O artigo é de Antonio Spadaro, jesuíta e ex-diretor da revista La Civiltà Cattolica, publicado por La Repubblica, 18-06-2025.
No coração do Vale do Silício, em abril de 2019, participei de um seminário na Universidade de Santa Clara. Éramos doze, dos Estados Unidos, Europa e China. Cada um com sua própria cultura, sua própria visão de mundo. No centro da discussão: a inteligência artificial e seu impacto na humanidade. Foi então que uma clara consciência emergiu em mim: a IA não tem o mesmo significado em todos os lugares do mundo. Suas implicações éticas, culturais e espirituais variam radicalmente dependendo do mapa conceitual com o qual é interpretada. Ficou claro que nossas discussões assumiam filosofias diferentes e estávamos falando sobre coisas diferentes, embora tratássemos do mesmo tópico.
Conversando com os chineses, entendi que a narrativa dominante – que retrata a tecnologia como neutra, universal – é fruto da modernidade ocidental e se impôs por meio da globalização. Na realidade, cada civilização desenvolve tecnologia de acordo com sua própria visão de mundo e seus próprios valores constitutivos. A tecnologia, em suma, nunca é uma simples ferramenta: ela faz parte de uma ordem cosmológica.
A comparação entre Oriente e Ocidente destaca duas abordagens profundamente diferentes. No Ocidente, quando falamos de IA, mencionamos autonomia individual, liberdade pessoal, responsabilidade ética. Fazemos isso porque somos moldados pela filosofia e teologia gregas expressas em sua linguagem. Daí uma visão da IA centrada em direitos: proteção da privacidade, consentimento informado, controle do algoritmo. No Leste Asiático, e em particular no pensamento confucionista, o ponto de partida é diferente: o ser humano não é um átomo isolado, mas um nó em uma rede de relações.
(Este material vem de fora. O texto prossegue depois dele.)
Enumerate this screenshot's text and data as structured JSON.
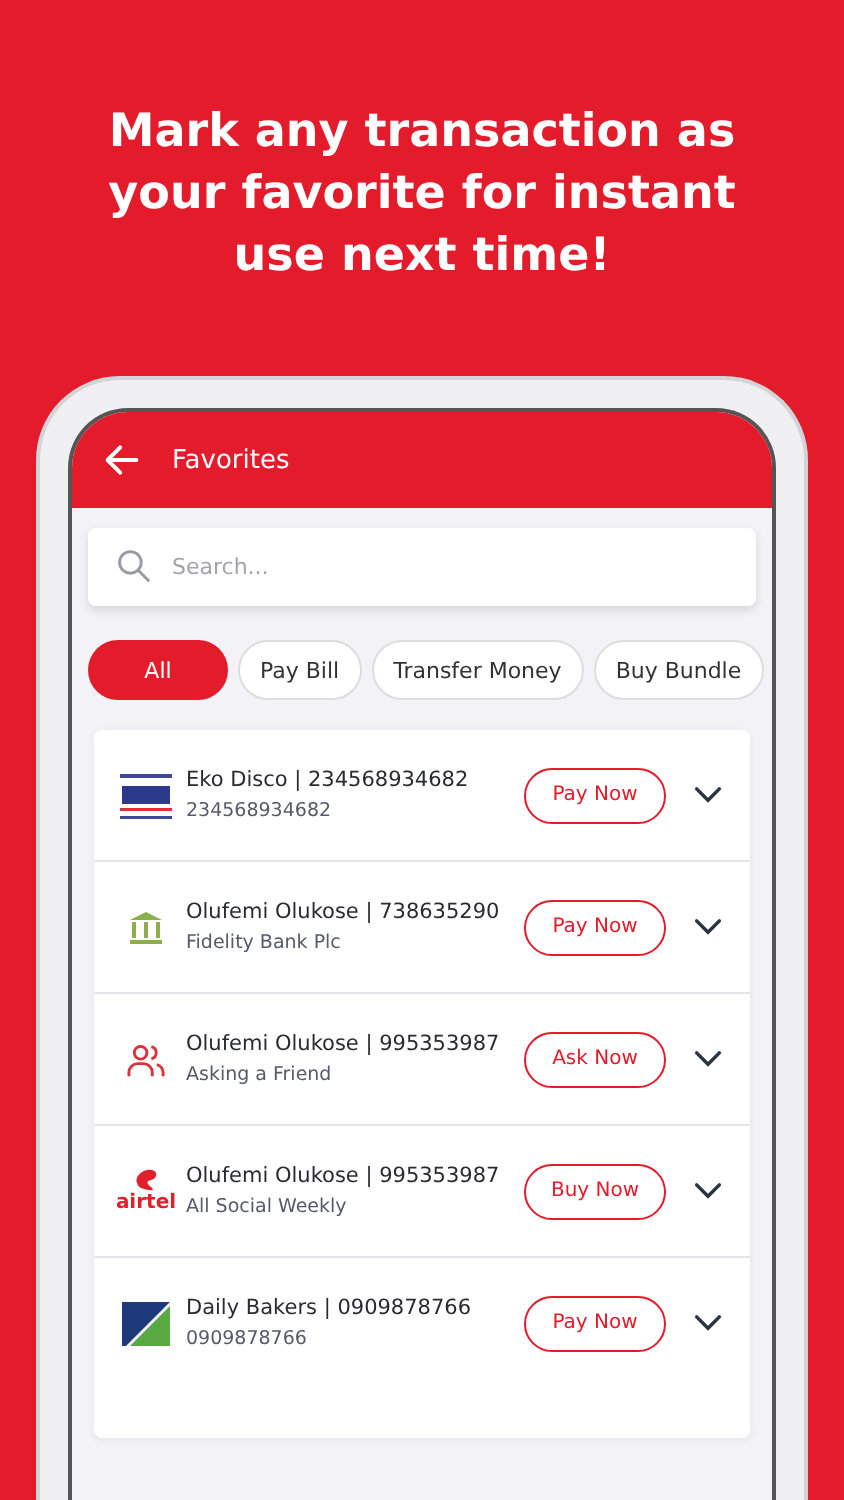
{
  "headline": "Mark any transaction as your favorite for instant use next time!",
  "app_bar": {
    "title": "Favorites"
  },
  "search": {
    "placeholder": "Search..."
  },
  "filters": [
    {
      "label": "All",
      "selected": true
    },
    {
      "label": "Pay Bill",
      "selected": false
    },
    {
      "label": "Transfer Money",
      "selected": false
    },
    {
      "label": "Buy Bundle",
      "selected": false
    }
  ],
  "favorites": [
    {
      "kind": "eko",
      "title": "Eko Disco | 234568934682",
      "subtitle": "234568934682",
      "action": "Pay Now"
    },
    {
      "kind": "bank",
      "title": "Olufemi Olukose | 738635290",
      "subtitle": "Fidelity Bank Plc",
      "action": "Pay Now"
    },
    {
      "kind": "people",
      "title": "Olufemi Olukose | 995353987",
      "subtitle": "Asking a Friend",
      "action": "Ask Now"
    },
    {
      "kind": "airtel",
      "logo_text": "airtel",
      "title": "Olufemi Olukose | 995353987",
      "subtitle": "All Social Weekly",
      "action": "Buy Now"
    },
    {
      "kind": "bakers",
      "title": "Daily Bakers | 0909878766",
      "subtitle": "0909878766",
      "action": "Pay Now"
    }
  ]
}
A ética surge do vínculo, do dever para com a família, a comunidade, a sociedade. A IA, neste contexto, deve ser avaliada com base em sua capacidade de fortalecer a harmonia e a coesão social, e não apenas para proteger o indivíduo. E isso, líquido das consequências políticas, muda a perspectiva.
As diferenças se acentuam quando abordamos a questão da criação. O Ocidente concebe Deus como um criador a partir do nada, e o homem como capaz de ser criativo. Mas o que acontece se uma máquina escreve poesia, toma decisões autônomas, pinta quadros? Estaremos talvez cruzando uma fronteira ontológica?
Michelangelo Pistoletto, por exemplo, colocou a questão no centro de sua reflexão. Em muitas tradições orientais, como o Taoísmo, não há ideia de criação como a entendemos: "Há uma coisa caótica, porém formada, / ela nasceu antes do Céu e da Terra. / Silenciosa. / Vazia. É autossuficiente; não muda. / Ela vai em todas as direções, mas não se esgota. / Poderia ser considerada a mãe de toda a criação. / Não sei seu nome; eu a chamo de Tao", lemos no Tao Te Ching. O mundo não é feito: ele "flui". O universo é fluxo, transformação, mudança contínua. A tarefa do homem não é criar, mas harmonizar-se com o fluxo do Tao. Mesmo a IA, então, é vista como algo a ser harmonizado nesse fluxo.
O tema crucial, no entanto, é o da nossa relação com a própria tecnologia. Duas visões também são confrontadas aqui. De um lado, aquela que considera a tecnologia um meio neutro, avaliável apenas com base em seu uso. De outro, aquela que a reconhece como um ambiente, como algo que nos molda, nos forma, nos transforma. A IA não é apenas uma ferramenta: ela faz parte do habitat em que vivemos, pensamos, sentimos. Não basta nos perguntarmos como usá-la, mas como viver nela, permanecendo humanos.
Para ir além de uma visão excessivamente antropocêntrica e funcional, são necessários novos mapas, que precisam ser explorados. Robin R. Wang, por exemplo, se perguntava em um de seus ensaios: "Uma máquina pode fluir como o Tao? Qi, a energia vital que move tudo, não pode ser replicada por um algoritmo", diz ela. E, no entanto, não se trata de se opor à tecnologia, mas de reformulá-la, com o objetivo de tornar as máquinas "autênticas", zhen, isto é, em harmonia com a vida e o mundo. O filósofo Yuk Hui, em sua Cosmotecnica, por sua vez, propõe abandonar o universalismo técnico moderno para redescobrir cosmologias esquecidas. Na China - observa Hui - a tecnologia não é dominação sobre a natureza, mas um gesto que está de acordo com o Tian, o Céu, o princípio ordenador do universo.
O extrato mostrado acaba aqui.